En fait ce sont les conditions de tournage qui sont différentes, le travail est plus difficile pour les actrices en ce sens qu’il est limité esthétiquement. Au niveau de l’image, ça manque d’une certaine liberté esthétique et artistique et en ce qui concerne le jeu, comme on est un peu démunis d’accessoires pour le rendre plus crédible, on fait plus appel à notre expression, à notre corps. Quand on fait les films dans un décor très simple, la caméra est fixée sur l’acteur. Ça revient à comparer le dessin et la peinture. Le dessin, ce sont des traits et on peut facilement se laisser impressionner par la prise et par la force du crayon, tout est évident, alors qu’avec la peinture on arrive à mieux cacher son incompétence. Pour moi c’est ça. 

Vous avez un profil international, vous parlez aussi l’allemand et l’anglais, en plus du persan, Téhéran est-elle une ville à votre image, internationale ? 

Ce n’est pas une ville multiculturelle mais les gens sont très ouverts au monde, ils suivent vraiment l’actualité, en art et en mode surtout ! Tous ceux qui ont une profession ont internet, ils n’ont pas un esprit fermé, ils veulent voir ce qui se passe ailleurs, ils ont cette curiosité de connaitre, une curiosité que je n’ai pas d’ailleurs!  

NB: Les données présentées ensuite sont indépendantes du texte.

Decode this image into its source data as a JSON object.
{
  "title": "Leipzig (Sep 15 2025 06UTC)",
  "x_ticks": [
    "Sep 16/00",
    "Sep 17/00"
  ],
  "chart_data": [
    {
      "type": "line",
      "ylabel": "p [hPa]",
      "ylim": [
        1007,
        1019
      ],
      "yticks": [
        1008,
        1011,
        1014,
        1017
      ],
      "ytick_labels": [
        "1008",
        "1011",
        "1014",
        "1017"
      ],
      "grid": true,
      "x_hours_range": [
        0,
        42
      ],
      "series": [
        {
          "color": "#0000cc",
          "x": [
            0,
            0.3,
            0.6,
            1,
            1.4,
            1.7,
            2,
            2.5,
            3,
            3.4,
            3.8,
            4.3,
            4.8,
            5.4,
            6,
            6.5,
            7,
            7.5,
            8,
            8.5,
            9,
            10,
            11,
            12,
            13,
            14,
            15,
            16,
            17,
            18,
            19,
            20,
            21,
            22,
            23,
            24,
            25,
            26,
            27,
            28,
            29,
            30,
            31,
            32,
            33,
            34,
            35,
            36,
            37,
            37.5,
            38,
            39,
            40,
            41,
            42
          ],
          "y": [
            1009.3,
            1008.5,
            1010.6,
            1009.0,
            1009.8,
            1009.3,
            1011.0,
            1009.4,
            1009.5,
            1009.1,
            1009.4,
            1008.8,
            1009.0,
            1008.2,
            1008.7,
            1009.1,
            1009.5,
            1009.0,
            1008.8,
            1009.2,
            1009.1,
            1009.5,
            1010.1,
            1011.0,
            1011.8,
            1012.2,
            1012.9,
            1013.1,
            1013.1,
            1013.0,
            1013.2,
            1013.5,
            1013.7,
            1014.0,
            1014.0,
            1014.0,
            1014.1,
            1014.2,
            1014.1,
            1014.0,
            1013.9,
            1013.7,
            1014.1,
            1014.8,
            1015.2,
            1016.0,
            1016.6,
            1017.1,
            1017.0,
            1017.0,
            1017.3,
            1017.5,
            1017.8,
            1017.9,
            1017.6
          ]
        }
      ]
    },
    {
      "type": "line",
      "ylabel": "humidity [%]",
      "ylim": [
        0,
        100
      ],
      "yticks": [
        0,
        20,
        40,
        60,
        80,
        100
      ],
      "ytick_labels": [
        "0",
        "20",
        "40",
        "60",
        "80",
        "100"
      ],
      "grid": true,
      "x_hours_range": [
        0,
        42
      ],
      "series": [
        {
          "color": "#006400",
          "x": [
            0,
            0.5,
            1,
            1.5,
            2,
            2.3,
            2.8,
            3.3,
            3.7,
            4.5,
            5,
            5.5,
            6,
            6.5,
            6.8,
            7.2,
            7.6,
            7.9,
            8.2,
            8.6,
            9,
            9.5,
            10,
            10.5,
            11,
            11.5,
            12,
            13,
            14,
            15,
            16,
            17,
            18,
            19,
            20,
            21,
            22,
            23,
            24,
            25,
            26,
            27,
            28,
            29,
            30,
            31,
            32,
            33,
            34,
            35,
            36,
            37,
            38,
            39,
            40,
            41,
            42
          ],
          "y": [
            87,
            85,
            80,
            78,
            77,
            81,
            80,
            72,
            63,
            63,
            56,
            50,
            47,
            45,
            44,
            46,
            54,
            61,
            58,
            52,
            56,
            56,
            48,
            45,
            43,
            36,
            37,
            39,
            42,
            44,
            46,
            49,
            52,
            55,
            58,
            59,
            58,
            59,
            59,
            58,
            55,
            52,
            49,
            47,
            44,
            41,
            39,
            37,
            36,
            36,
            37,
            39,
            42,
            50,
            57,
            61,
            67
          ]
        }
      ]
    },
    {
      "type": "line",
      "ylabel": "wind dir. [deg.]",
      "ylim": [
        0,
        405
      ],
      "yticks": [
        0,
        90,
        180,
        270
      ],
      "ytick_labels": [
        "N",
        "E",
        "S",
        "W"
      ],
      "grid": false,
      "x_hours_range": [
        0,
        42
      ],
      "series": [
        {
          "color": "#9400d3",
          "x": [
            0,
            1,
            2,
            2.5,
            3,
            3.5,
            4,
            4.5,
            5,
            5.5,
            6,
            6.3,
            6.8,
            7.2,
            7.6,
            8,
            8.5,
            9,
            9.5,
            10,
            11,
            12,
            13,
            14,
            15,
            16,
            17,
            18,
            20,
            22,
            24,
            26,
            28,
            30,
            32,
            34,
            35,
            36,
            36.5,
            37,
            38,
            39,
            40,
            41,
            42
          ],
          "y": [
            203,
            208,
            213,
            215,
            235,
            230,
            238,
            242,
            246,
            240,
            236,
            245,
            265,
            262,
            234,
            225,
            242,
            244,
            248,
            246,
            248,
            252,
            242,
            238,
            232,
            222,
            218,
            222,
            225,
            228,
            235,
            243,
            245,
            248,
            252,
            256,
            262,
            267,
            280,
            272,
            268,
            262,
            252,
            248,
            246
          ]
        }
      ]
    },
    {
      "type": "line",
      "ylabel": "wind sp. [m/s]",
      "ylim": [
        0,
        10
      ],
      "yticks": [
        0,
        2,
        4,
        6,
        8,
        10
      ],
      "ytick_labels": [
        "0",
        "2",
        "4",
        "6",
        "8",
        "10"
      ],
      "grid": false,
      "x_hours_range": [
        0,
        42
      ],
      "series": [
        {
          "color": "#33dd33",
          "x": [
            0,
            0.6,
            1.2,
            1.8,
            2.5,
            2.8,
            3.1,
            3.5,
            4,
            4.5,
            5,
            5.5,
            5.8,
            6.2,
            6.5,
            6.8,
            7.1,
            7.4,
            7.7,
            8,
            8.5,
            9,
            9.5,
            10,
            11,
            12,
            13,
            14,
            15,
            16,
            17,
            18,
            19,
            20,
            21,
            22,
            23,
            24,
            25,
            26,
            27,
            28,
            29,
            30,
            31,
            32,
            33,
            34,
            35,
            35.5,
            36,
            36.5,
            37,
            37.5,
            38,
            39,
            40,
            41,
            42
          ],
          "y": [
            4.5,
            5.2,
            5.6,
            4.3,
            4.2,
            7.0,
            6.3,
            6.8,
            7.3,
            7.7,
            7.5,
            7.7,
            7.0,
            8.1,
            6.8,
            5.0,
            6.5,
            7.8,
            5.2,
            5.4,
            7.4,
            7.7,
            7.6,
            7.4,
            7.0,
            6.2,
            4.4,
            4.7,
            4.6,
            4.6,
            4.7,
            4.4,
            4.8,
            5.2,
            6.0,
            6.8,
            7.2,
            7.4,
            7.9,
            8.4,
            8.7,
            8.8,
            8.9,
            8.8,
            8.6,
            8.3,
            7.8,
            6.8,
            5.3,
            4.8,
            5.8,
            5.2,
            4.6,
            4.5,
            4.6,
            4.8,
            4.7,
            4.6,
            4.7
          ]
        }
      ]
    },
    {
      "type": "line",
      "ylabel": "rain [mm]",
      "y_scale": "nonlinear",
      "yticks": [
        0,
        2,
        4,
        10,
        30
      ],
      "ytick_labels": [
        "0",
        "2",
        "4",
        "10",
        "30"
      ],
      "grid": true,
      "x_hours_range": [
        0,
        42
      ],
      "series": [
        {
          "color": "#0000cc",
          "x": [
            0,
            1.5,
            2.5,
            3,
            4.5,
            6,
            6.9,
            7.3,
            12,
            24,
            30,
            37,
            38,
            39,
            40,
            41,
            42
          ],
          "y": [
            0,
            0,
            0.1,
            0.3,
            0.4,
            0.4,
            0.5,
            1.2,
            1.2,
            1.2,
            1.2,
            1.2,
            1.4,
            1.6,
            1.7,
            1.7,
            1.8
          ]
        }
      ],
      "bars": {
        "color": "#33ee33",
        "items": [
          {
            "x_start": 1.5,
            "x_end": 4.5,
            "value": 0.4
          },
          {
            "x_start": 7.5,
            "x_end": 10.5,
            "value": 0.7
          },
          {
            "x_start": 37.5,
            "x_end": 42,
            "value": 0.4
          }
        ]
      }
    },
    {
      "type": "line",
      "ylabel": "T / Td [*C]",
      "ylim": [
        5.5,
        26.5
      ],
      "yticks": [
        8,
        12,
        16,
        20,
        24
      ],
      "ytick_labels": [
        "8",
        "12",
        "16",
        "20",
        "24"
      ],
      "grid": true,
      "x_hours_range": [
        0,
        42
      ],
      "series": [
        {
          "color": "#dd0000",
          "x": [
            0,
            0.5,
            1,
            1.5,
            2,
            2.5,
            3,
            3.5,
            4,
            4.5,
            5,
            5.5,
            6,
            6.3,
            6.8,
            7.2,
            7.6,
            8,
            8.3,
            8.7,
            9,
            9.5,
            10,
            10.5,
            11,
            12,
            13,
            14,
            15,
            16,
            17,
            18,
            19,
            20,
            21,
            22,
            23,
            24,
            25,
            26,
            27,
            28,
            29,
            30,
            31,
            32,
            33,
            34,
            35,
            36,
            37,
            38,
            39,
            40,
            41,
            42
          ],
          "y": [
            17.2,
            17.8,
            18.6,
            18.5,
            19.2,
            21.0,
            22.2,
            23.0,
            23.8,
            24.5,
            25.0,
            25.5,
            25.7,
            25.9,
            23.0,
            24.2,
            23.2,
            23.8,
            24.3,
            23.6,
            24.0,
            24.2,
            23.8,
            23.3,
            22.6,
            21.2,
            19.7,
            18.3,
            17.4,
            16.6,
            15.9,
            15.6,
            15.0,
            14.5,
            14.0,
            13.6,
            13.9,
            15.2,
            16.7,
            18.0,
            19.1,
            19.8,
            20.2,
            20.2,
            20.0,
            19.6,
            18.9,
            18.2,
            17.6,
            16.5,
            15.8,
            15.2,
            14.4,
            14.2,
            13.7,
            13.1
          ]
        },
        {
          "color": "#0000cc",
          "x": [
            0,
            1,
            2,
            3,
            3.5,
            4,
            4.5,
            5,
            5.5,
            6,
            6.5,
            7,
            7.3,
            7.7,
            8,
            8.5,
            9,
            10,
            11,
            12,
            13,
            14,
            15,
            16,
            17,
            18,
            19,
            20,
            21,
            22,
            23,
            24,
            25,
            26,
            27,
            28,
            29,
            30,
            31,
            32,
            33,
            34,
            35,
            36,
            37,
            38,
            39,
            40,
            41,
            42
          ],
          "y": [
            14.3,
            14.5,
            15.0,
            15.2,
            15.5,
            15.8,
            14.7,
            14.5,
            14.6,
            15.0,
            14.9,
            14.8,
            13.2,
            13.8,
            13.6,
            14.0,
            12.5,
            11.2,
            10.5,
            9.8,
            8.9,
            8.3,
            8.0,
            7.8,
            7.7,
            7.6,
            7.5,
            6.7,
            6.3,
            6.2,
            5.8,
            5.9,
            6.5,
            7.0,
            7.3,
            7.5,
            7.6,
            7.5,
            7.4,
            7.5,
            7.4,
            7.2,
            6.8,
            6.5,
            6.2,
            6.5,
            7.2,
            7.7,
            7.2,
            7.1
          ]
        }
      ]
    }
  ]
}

Quel est votre prochain projet professionnel ?

Je viens juste de terminer un film de Safi Yazdanian qui s’appelle Quelle heure est-il dans ton monde avec Ali Mosaffa, qui est aussi producteur du projet. C’est un très beau film. D’une certaine manière il y a une liaison entre la France et l’Iran et c’est une histoire d’amour très particulière et très touchante.

C’est important pour vous de faire le lien entre la France et l’Iran ? 

Non pas spécialement. Mon rapport avec la France est lié à mon enfance car ma mère m’a mise toute petite à l’école française. Puis il y a eu la Révolution et cette école a fermé donc je suis restée dans l’imperfection du français. J’ai toujours été perfectionniste dans l’apprentissage de cette langue et je ne me suis jamais satisfaite de mon niveau, avec cette coupure à 7 ans dans mon apprentissage. 

Quelle cinéphile êtes-vous ?

C’est toujours très délicat de répondre à cette question alors je vais prendre des exemples. Quand on nous demande quels sont les plus beaux jours de votre vie on n’arrive pas à le dire tout de suite, on va parler du mariage, des enfants… Mais il y a tellement de jours où on était peut-être encore plus heureux. Donc pour vous donner une idée, je suis très fan de Truffaut, je l’aime vraiment beaucoup, j’ai vu toutes ses œuvres. Mais j’aime aussi beaucoup Tarantino, Haneke, Woody Allen, Mr. Kiarostami dont je suis également très fan, ou Polanski.